Regular readers of this blog may remember the author of this post drones on about the loss of a laneway everytime the city sells one of to some private concern. They many sell a laneway to a condo developer or to a abutting homeowner.
Laneways should never be sold as they themselves are abutted by the rear of many buildings that could be used to create a second front to the high street buildings, and cause te laneways to be become much more integrated into the city.
Today the Toronto Star has a article on just this idea click here to vist the article at the Toronto Star site
According to Toronto architect Brigitte Shim, laneways represent one of the great untapped resources of the city. In the mid-1990s, she and a group of graduate students at the University of Toronto undertook an in-depth study of Toronto’s laneways. As the report pointed out, there are more than 2,400 in the city, which gives an idea of the impact they could have if development were allowed. One estimate concludes local laneways have enough space for upwards of 6,000 housing units.
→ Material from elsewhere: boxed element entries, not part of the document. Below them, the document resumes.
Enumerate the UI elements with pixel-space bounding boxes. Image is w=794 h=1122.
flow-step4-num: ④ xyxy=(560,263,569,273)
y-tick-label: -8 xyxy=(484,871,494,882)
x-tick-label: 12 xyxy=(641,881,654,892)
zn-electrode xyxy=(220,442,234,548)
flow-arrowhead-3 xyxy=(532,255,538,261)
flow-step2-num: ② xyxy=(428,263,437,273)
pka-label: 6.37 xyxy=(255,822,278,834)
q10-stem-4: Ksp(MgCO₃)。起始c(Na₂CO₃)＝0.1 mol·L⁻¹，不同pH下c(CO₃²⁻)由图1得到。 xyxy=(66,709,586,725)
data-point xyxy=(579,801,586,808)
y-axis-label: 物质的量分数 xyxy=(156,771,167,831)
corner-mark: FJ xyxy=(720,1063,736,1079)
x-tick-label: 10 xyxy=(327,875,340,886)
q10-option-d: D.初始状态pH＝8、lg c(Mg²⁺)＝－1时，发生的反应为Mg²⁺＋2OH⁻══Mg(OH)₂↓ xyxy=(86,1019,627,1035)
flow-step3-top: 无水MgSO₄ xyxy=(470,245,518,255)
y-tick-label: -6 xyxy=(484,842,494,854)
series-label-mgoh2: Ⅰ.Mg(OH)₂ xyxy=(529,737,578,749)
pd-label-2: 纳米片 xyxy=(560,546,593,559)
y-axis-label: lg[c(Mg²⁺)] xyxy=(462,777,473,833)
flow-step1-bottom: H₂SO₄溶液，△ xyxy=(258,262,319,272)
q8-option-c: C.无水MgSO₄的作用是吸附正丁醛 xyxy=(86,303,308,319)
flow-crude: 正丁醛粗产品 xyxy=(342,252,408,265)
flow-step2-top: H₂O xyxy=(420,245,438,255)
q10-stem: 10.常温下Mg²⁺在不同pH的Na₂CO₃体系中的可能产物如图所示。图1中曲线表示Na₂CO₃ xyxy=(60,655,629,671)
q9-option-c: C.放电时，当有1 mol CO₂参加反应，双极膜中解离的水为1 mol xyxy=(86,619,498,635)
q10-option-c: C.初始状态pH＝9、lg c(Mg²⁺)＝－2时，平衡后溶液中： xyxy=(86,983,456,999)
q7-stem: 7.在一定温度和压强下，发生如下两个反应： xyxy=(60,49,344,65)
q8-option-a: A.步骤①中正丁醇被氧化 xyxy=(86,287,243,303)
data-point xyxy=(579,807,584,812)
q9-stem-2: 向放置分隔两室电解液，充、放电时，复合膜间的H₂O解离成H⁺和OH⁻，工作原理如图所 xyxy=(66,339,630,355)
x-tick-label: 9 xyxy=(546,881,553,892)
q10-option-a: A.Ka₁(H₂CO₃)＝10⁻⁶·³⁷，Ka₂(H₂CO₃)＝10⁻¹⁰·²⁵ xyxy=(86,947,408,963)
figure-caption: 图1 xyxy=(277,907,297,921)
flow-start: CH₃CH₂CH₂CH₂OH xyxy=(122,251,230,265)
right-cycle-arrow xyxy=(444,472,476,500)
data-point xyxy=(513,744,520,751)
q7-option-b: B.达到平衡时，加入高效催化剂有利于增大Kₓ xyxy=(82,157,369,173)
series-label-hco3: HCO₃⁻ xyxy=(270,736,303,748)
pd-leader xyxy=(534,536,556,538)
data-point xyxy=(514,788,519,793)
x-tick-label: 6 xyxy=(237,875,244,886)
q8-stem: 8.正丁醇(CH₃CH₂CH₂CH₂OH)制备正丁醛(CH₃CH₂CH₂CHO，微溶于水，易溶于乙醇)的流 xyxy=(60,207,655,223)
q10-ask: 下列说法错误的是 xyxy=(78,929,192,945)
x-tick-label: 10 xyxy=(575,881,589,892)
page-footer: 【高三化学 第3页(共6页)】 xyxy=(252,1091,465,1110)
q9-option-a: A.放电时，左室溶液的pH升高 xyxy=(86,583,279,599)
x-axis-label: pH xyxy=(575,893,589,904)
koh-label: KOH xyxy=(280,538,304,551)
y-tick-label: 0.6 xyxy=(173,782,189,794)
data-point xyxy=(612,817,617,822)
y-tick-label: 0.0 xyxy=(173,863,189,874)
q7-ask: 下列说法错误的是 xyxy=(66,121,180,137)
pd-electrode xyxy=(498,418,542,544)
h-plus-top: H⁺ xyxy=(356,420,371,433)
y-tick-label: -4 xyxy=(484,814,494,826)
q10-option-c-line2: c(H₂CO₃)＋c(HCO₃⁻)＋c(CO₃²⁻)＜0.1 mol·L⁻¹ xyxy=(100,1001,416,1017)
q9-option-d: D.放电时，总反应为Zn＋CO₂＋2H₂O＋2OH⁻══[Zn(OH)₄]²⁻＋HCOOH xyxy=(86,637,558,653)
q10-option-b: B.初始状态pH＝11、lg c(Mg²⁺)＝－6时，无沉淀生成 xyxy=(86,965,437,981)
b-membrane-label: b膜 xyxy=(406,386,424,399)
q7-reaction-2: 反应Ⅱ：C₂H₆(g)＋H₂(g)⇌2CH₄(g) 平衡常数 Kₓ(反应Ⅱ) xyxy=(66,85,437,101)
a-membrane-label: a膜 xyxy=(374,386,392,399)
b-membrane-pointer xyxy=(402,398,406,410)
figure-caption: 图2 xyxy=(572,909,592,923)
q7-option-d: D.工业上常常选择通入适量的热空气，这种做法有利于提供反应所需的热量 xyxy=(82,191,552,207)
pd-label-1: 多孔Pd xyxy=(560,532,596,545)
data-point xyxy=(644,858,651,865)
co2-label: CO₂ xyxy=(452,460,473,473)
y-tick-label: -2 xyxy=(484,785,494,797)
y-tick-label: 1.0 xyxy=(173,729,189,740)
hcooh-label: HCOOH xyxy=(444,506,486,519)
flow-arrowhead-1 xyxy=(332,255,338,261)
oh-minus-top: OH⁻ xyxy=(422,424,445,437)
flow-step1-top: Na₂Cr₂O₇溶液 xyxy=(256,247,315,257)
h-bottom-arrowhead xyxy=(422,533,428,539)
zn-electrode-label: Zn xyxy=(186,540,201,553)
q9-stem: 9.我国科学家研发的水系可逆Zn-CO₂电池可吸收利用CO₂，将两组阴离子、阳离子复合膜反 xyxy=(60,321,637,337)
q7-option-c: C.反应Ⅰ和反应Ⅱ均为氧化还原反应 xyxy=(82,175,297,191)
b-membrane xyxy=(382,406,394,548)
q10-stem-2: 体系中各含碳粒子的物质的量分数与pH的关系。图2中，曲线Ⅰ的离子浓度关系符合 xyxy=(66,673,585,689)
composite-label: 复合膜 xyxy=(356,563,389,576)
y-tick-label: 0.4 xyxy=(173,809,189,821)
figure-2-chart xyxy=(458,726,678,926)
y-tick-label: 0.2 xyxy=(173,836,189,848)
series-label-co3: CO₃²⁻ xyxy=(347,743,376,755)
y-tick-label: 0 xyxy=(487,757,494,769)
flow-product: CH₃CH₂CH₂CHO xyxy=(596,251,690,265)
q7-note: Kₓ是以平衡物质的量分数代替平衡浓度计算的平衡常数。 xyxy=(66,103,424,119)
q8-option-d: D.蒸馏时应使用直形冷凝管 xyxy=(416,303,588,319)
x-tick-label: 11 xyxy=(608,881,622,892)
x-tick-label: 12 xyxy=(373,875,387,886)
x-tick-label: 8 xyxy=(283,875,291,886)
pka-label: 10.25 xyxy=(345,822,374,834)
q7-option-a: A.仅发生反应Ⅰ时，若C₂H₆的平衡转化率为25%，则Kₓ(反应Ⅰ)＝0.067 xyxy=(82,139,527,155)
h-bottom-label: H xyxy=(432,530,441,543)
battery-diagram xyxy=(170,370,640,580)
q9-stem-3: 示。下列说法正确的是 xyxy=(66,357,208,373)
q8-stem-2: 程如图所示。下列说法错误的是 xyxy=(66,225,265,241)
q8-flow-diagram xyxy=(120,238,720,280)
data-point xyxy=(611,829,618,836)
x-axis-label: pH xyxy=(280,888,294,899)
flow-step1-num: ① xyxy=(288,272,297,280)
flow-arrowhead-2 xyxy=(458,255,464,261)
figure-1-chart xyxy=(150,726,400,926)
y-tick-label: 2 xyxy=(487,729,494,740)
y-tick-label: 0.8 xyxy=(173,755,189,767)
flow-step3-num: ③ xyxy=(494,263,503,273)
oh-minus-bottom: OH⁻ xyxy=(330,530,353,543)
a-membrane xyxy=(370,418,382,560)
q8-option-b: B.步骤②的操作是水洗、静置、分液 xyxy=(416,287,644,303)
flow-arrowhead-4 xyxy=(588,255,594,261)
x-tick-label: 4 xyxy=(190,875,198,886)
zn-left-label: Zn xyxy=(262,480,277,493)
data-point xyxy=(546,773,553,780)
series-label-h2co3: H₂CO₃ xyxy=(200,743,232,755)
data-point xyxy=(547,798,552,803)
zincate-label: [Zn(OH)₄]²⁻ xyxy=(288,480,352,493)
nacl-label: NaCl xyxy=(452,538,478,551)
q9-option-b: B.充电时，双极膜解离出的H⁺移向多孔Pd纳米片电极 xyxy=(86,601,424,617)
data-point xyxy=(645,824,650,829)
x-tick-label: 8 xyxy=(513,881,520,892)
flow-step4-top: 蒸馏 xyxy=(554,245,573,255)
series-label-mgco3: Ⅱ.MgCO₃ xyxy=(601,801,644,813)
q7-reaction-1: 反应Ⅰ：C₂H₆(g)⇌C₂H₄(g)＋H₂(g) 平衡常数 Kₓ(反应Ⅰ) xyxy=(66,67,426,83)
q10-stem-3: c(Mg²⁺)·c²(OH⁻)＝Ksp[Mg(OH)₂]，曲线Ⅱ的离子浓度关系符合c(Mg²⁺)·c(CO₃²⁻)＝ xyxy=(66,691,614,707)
And as Shim says, the advantage of laneway housing is that it can be plugged into the existing infrastructure. At a time when less is more, the idea has never made more sense.
In Cabbagetown, an intact 19th-century neighbourhood that boasts some of Toronto’s most appealing alleyways, the process of integration is well under way. They are an essential element in the 19th-century area, built into the very fabric of the district.
Toronto has a huge number of lanes where people live and work. And except for the fact that city planning policies are designed to keep residents away, the back roads of Toronto could be home to thousands.